Mustafa Kemal Atatürk (1881–1938) — commandant militaire, visionnaire, révolutionnaire — est la figure la plus importante de l'histoire turque moderne. Après la Première Guerre mondiale perdue et la guerre gréco-turque (1919–1922), il fonda le 29 octobre 1923 la République de Turquie et mit en œuvre un programme de réformes radicales :

  • Abolition du califat et du sultanat — séparation de l'État et de la religion (laïcisme)
  • Alphabet latin au lieu de l'écriture arabe (1928) — du jour au lendemain
  • Égalité des femmes : droit de vote pour les femmes en 1934 — avant la France et l'Italie
  • Règles vestimentaires occidentales : interdiction du fez, obligation du chapeau pour les hommes
  • Nouvelle capitale Ankara au lieu d'Istanbul — comme symbole de renouveau
  • Noms de famille : Ce n'est qu'à partir de 1934 que les Turcs ont des noms de famille — Mustafa Kemal reçut le titre honorifique « Atatürk » (Père des Turcs)

Atatürk est encore vénéré en Turquie aujourd'hui : son portrait est accroché dans chaque bâtiment public, son buste se dresse sur chaque place de village, et insulter sa personne est passible de poursuites. Le 10 novembre, jour de sa mort, le pays s'immobilise à 9h05 (heure de sa mort) pour une minute de silence.

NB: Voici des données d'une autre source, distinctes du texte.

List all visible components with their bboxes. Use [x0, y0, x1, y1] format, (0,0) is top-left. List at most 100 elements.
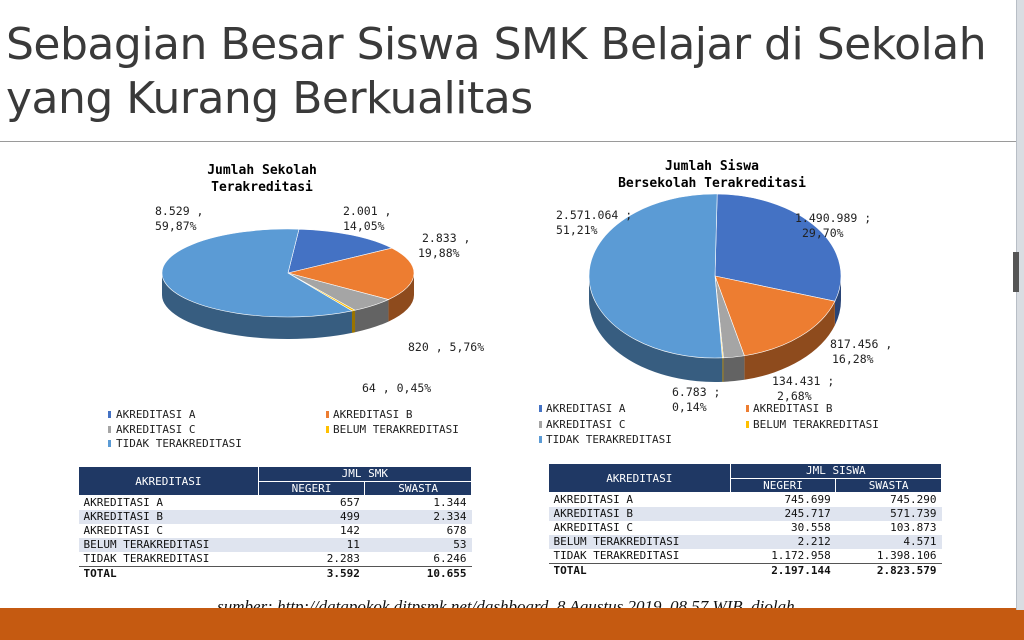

La Turquie après Atatürk a traversé des coups d'État militaires (1960, 1971, 1980, échoué en 2016), des crises économiques et des tensions politiques entre laïcité et islam. Depuis 2003, l'AKP sous Recep Tayyip Erdoğan a profondément modifié le paysage politique. Pour les voyageurs, la discussion politique est un sujet sensible — respect et retenue sont de mise.